Il est indispensable de tenir compte des caractéristiques de la plaie pour créer un environnement favorable à la cicatrisation. Nous avons déjà évoqué ci-dessus les questions de la détersion et de l'infection généralisée, mais le rôle de la charge bactérienne, la gestion des exsudats et la cicatrisation doivent être pris en considération.


Augmentation de la charge bactérienne
Pour décrire la charge bactérienne, c'est-à-dire les différents niveaux de contamination bactérienne à la surface d'un ulcère, plusieurs termes peuvent être employés : « contaminé », « colonisé » ou « infecté ». L'une des principales conditions de réussite du traitement d'une plaie est, comme nous l'avons vu, un équilibre de l'écosystème bactérien10. Une augmentation de la charge bactérienne peut retarder ou, pire encore, empêcher la cicatrisation, et entraîner une détérioration de la plaie11.

L'augmentation de la charge bactérienne peut être prise en charge localement par le biais d'une détersion et de pansements antimicrobiens.

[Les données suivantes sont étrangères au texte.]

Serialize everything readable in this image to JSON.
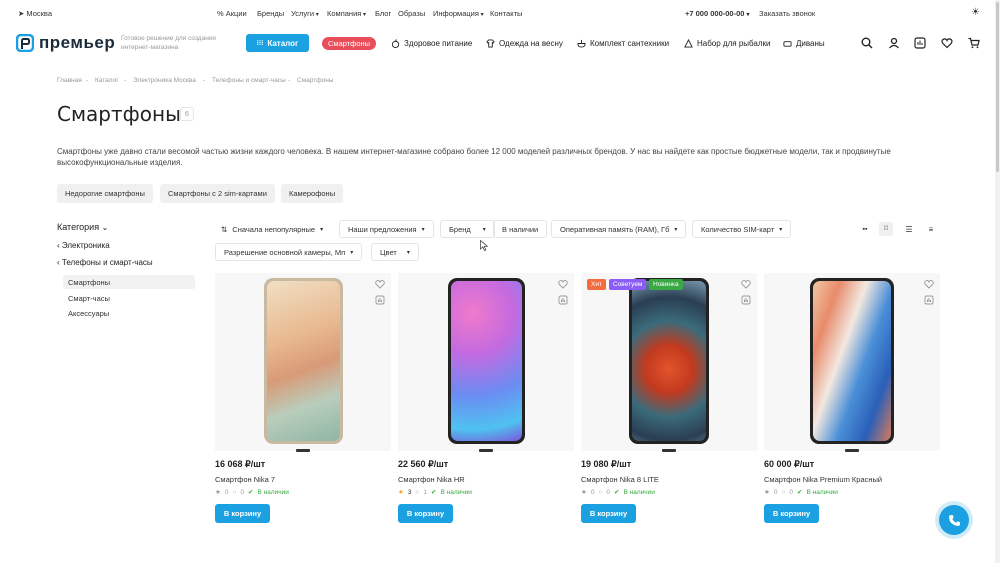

Les pansements antimicrobiens ont pour avantages de réduire la charge bactérienne et le risque d'infection et de créer un environnement favorisant le processus normal de cicatrisation des plaies12. Le recours à ce type de pansement sur les UPD se justifie du fait qu'il permet la prévention et le traitement de la charge bactérienne, ce qui résulte en une cicatrisation plus rapide.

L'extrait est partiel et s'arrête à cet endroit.